Researchers behind a new study say a strain of flu that has become prevalent in pigs in China that can be passed to humans could become another pandemic and should be monitored closely.

The study, which was published Monday in the journal Proceedings of the National Academy of Sciences focuses on an influenza found in Chinese pigs called G4 EA H1N1.

Researchers analyzed almost 30,000 swabs collected from pigs at slaughterhouses in ten Chinese provinces collected between 2011 and 2018 and found 179 swine influenza viruses, most of which were G4.

“G4 virus has shown a sharp increase since 2016, and is the predominant genotype in circulation in pigs detected across at least 10 provinces,” the researchers said in an interview with The Hill.

Two cases of G$ infections of humans have been documented, but the virus is not able to be transmitted from person to person.

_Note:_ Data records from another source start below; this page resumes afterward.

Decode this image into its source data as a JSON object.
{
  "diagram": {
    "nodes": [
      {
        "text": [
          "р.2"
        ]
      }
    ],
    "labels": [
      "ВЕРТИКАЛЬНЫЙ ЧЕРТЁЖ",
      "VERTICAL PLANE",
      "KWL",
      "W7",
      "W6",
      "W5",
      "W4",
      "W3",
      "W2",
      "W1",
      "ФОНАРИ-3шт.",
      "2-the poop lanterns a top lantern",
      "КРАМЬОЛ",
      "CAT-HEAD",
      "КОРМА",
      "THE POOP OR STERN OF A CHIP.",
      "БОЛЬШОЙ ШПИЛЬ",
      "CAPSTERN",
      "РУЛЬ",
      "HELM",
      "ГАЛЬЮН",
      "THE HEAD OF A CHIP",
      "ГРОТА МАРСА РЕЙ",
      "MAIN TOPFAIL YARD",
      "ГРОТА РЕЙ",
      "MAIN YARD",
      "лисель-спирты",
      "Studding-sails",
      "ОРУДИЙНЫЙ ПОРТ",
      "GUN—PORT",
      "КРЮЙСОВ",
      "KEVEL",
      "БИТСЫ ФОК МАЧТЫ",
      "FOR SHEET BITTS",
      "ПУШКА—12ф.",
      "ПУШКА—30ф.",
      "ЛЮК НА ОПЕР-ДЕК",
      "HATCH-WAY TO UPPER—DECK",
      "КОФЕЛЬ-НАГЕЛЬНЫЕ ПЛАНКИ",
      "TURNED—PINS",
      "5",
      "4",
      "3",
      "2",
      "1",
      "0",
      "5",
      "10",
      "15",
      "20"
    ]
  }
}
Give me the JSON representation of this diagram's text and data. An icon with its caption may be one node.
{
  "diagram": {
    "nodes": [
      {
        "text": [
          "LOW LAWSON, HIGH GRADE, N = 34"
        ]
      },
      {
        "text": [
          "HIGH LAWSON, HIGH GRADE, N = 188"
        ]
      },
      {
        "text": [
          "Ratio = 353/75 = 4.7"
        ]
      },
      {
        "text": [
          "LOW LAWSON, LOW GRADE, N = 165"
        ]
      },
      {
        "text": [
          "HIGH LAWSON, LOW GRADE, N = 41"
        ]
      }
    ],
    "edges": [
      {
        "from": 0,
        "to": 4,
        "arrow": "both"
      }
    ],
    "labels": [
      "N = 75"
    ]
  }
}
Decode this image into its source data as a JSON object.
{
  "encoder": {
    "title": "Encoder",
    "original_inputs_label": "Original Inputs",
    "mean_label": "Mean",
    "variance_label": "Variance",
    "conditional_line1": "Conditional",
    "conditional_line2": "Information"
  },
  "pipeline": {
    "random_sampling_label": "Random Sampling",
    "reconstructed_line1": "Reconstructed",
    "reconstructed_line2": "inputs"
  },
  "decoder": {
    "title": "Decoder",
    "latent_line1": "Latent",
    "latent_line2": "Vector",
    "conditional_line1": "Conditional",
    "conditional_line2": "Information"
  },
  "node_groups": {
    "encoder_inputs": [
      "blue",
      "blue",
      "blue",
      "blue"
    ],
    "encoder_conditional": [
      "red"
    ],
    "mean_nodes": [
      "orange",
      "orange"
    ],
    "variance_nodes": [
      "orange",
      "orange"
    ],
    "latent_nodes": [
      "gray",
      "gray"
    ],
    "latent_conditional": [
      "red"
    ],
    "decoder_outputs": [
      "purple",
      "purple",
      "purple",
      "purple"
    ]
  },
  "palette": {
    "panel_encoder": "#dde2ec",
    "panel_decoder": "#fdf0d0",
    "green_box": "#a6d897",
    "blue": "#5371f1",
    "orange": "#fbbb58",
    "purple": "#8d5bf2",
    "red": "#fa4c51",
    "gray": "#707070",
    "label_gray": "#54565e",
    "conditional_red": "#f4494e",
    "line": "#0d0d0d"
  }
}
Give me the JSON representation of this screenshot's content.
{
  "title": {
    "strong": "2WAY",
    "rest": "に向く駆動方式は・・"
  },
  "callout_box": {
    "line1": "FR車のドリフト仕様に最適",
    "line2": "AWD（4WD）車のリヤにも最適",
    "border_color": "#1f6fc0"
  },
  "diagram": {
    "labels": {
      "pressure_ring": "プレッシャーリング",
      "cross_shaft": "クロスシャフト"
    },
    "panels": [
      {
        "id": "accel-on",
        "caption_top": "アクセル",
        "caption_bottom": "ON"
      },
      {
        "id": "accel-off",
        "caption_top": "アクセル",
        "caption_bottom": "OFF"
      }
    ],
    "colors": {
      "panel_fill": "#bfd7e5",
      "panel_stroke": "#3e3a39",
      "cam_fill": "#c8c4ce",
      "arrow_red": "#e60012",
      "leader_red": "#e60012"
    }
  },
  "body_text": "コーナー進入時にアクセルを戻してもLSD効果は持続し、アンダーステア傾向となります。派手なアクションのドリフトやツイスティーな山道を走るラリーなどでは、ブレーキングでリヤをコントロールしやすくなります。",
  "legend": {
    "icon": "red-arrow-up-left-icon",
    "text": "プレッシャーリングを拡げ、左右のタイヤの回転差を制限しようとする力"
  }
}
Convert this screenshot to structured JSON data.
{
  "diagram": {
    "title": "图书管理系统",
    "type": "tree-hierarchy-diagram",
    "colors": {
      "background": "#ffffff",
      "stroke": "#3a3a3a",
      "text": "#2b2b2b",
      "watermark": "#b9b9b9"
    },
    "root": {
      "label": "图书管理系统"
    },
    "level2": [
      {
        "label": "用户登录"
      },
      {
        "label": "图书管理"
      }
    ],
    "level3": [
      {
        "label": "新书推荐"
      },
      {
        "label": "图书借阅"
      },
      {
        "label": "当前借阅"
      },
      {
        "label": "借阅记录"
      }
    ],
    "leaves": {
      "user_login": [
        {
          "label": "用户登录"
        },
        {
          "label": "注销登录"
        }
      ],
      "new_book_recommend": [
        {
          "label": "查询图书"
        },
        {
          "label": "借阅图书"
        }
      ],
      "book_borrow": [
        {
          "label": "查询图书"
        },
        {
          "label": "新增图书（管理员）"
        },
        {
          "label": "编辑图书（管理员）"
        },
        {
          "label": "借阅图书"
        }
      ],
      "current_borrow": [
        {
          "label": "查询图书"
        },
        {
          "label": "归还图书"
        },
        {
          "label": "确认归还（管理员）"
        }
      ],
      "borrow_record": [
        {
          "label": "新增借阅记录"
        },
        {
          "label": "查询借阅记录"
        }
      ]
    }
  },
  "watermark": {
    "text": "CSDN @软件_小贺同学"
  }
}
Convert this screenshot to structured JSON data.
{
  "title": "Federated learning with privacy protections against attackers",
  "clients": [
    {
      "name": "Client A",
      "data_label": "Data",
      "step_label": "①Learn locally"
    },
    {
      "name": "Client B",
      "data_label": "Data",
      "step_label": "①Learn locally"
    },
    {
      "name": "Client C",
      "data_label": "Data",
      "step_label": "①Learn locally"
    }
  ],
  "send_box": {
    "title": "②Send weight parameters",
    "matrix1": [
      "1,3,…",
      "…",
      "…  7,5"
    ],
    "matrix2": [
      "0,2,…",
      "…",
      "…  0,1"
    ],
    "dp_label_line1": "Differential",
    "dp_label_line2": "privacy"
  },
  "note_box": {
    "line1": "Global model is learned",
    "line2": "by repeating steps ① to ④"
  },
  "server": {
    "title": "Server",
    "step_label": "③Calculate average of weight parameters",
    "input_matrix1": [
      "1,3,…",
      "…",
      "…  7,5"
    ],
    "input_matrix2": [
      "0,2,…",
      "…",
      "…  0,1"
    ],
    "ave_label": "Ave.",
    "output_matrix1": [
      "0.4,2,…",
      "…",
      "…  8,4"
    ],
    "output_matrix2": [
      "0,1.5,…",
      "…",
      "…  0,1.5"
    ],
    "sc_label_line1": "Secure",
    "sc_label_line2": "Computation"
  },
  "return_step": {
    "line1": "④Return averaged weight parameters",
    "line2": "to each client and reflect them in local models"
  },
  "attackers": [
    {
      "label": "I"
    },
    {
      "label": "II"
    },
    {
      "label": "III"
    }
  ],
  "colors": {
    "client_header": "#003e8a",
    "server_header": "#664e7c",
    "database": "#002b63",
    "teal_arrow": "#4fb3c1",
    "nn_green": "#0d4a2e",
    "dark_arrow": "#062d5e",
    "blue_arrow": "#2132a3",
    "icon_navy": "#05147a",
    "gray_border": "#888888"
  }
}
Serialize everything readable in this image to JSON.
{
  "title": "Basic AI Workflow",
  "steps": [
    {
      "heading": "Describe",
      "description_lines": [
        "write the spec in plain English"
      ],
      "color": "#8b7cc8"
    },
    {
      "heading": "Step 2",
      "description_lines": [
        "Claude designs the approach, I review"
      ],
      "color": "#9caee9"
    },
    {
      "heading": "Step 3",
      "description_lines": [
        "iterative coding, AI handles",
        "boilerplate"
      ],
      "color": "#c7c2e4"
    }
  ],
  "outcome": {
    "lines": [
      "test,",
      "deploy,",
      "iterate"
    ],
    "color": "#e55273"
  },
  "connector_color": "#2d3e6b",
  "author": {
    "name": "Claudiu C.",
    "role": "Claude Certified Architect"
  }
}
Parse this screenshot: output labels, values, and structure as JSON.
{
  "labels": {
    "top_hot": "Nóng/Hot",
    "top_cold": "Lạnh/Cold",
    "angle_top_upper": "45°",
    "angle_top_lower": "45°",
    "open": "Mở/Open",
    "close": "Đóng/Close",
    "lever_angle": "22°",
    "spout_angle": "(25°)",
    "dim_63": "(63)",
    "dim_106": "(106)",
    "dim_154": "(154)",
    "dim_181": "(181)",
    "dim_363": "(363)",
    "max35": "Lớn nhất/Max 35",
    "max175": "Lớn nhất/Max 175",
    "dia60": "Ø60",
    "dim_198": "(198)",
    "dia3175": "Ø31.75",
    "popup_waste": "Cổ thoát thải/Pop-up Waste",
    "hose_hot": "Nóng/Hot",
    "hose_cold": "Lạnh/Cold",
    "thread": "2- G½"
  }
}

Influenza viruses, however, often jump from pigs to humans, and researchers say G4’s inclusion of genes from the 2009 H1N1 pandemic may allow human to human transmission.

While some experts are calling on the virus to be monitored in fear of another pandemic, others say it is unlikely to spread.

“The likelihood that this particular variant is going to cause a pandemic is low,” Martha Nelson, an evolutionary biologist at the U.S. National Institutes of Health’s Fogarty International Center, told Science. Nelson studies pig influenza viruses and their spread to humans.